One of the strongest encouragements you will hear from me is to look for the good and believe in miracles.  God has a way of showing up and showing out when we least expect it.  May I offer a little more detail about the night of that shooting?  For some weeks, prior to that night, I had tried to get another phone line put into our apartment.  On the day before the night of the shooting, the phone company finally came to install the second line.  Earlier that evening, I had started walking toward the kitchen to check the safety bar on the patio door, but “something” in me told me not to worry.  I walked away. As my son was crawling up the steps, screaming, I had grabbed the phone from my room and the line was dead.  The Spirit of the Lord told me not to worry.  As I held my son who had been shot, his brother came out of the back bedroom upstairs and immediately started screaming that he was going to “get whoever did this.”  I told him to shut up, go back in his room and call for help.  When he came back out, I said, “YOU are going to do nothing.  You let God take care of this. How many more mothers have to go to an emergency room or a funeral before someone says stop.  I told you to live for justice (explained later in the book).”  We found out later that my son had been shot two blocks away.  Because he had been shot in his upper legs, he crawled home.  He started to hide behind the bushes in the front yard but could hear the shooters looking for him.  He crawled to the back and found the open patio door. He tried to use the phone in the kitchen but pulled it and broke the cord (dead phone line).  That is when he crawled up the stairs screaming.  God had already put pieces of his miracle in place.  Let’s go back to the point of him leaving the hospital on crutches and find ourselves in the story.
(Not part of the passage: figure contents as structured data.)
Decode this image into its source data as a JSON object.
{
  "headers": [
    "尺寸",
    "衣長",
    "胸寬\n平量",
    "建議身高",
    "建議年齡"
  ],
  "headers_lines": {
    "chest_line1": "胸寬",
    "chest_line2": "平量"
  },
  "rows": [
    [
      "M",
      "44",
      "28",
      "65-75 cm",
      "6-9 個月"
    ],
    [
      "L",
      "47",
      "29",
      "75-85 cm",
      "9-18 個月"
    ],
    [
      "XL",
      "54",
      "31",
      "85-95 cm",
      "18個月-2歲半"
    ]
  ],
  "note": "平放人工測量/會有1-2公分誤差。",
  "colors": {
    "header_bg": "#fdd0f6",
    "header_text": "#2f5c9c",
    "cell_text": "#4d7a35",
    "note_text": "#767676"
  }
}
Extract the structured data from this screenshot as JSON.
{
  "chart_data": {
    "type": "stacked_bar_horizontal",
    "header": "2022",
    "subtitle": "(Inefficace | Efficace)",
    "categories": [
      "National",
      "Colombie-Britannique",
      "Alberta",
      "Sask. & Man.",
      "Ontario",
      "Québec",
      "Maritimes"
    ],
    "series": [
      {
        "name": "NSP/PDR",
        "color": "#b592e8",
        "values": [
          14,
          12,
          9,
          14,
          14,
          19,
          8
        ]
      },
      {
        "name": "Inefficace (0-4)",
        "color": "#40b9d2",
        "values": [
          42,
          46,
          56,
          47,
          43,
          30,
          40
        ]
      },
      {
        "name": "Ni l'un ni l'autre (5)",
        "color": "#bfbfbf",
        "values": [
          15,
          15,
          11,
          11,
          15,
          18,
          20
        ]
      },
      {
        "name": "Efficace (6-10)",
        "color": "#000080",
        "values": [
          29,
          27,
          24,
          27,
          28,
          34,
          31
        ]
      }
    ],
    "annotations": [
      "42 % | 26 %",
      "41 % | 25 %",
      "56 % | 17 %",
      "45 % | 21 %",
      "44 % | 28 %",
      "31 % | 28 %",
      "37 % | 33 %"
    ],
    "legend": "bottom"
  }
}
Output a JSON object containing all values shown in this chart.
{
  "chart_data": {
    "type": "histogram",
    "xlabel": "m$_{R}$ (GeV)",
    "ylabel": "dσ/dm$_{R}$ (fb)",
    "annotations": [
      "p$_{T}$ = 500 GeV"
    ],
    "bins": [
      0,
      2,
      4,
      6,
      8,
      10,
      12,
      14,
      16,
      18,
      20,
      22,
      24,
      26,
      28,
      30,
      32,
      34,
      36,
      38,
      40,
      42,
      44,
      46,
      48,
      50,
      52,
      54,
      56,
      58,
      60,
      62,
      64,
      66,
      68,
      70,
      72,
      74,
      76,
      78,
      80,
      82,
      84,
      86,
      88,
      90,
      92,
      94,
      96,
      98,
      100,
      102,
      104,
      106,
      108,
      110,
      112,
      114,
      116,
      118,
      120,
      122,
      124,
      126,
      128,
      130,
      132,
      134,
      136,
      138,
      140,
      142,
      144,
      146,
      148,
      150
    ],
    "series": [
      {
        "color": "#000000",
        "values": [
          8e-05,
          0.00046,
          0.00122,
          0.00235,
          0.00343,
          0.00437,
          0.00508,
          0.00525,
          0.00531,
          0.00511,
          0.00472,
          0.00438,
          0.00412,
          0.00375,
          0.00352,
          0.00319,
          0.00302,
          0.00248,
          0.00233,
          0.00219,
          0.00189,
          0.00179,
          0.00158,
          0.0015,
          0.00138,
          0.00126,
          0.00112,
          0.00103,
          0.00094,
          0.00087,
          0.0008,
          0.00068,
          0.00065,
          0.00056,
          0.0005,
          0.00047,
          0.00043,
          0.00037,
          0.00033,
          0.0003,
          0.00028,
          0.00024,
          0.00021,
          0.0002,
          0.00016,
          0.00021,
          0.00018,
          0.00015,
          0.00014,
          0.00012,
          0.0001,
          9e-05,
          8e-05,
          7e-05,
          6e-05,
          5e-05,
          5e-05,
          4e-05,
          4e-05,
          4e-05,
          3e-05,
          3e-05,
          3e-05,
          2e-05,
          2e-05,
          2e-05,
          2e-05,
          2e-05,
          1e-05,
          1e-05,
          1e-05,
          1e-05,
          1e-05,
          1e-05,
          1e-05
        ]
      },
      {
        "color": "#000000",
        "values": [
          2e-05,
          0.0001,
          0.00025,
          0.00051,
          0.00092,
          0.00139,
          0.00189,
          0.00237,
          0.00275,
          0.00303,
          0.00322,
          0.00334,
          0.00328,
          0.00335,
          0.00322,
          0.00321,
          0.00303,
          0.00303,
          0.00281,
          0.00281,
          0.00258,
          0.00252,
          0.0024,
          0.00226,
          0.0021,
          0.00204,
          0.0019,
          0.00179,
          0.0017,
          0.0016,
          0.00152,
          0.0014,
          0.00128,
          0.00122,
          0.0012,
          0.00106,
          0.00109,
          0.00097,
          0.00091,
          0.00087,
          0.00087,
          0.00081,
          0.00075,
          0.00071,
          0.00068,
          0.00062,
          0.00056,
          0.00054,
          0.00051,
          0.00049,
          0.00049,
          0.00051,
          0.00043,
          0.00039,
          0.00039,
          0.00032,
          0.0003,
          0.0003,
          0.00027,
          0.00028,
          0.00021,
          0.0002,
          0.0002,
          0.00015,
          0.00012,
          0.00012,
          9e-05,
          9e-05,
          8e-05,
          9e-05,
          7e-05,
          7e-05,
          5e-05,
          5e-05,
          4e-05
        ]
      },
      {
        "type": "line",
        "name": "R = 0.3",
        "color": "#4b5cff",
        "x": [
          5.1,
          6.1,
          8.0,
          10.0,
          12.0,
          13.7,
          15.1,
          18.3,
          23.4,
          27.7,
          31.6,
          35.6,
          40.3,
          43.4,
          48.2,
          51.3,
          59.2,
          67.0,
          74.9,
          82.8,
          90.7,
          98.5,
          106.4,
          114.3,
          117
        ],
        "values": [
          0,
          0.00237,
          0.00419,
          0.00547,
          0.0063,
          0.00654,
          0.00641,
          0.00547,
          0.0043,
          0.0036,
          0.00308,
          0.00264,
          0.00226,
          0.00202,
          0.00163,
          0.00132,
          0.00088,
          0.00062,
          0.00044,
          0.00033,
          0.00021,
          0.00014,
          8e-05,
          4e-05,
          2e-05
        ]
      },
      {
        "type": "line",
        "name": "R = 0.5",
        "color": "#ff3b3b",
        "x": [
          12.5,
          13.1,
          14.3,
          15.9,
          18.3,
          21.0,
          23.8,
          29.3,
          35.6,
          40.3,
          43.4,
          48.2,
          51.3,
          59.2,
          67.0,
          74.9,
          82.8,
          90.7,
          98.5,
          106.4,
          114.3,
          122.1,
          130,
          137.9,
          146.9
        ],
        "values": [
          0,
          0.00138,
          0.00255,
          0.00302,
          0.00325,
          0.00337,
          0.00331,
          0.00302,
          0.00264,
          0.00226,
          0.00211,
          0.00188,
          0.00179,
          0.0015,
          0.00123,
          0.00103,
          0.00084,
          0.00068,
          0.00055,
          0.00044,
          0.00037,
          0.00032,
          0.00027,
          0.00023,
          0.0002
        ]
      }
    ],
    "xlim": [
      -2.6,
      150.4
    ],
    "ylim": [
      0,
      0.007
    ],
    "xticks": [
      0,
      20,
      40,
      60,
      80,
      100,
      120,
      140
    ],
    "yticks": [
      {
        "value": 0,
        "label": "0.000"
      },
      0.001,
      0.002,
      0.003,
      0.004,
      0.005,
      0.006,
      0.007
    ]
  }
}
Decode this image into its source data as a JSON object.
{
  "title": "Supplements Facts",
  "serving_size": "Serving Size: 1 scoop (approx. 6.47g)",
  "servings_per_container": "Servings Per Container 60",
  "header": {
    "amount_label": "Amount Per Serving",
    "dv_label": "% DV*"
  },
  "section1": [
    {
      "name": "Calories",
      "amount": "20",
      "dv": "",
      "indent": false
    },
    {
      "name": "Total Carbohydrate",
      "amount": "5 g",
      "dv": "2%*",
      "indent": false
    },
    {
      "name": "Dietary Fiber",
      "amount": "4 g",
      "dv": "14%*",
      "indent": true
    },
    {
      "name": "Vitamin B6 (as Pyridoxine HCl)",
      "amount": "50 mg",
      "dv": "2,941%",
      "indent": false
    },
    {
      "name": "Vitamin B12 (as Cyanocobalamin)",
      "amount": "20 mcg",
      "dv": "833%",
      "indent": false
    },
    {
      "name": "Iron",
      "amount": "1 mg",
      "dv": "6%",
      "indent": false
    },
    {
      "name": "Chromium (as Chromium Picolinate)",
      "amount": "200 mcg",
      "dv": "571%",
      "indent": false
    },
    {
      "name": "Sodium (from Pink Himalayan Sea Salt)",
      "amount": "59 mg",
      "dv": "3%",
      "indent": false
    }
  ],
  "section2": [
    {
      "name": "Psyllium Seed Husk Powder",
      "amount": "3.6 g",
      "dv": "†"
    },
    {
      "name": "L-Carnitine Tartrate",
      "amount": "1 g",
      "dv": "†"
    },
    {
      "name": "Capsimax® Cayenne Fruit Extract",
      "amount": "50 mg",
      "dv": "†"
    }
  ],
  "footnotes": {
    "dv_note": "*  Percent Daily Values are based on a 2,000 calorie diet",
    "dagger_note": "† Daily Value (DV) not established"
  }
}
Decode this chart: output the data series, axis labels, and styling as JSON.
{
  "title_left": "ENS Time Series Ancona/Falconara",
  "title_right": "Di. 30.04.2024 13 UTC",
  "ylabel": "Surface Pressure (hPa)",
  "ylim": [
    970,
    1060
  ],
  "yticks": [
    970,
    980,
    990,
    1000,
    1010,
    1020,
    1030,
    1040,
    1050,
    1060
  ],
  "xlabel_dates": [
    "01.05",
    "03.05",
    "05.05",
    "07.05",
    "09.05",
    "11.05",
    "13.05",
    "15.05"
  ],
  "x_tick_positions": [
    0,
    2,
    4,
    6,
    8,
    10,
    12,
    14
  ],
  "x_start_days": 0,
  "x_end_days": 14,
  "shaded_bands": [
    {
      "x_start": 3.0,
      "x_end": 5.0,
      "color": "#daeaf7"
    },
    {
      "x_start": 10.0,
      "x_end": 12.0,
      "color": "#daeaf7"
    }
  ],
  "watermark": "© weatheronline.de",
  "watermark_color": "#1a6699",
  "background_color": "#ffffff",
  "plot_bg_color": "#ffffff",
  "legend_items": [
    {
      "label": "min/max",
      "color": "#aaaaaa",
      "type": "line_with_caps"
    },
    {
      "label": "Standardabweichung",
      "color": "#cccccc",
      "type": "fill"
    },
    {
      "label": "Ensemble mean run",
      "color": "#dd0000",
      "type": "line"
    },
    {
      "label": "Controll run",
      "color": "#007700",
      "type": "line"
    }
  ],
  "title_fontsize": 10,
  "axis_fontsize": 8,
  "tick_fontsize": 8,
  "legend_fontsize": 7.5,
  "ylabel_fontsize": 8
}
Sometimes, we walk wobbly, but our focus needs to be on the fact that we are walking.  When it seems that something in our life is so damaged that it becomes subject to amputation, we must have a resolve deep in our spirit that defies natural logic and even scholarly information.  There must be a spiritual locus of control that takes charge and speaks loudly up over the voices of those who would say, “There is no hope.”  In fact, my son was not the target of the shooting.  He happened to be in a house where the shooters were targeting another young man, and my son was in the way.   Sometimes our life gets in the line of fire for something that was intended for someone else.  The damage is real.  The recovery time is necessary, but we can hold our head up and know, “I shall not die, but live, and declare the works of the LORD” (Psalm 118:17).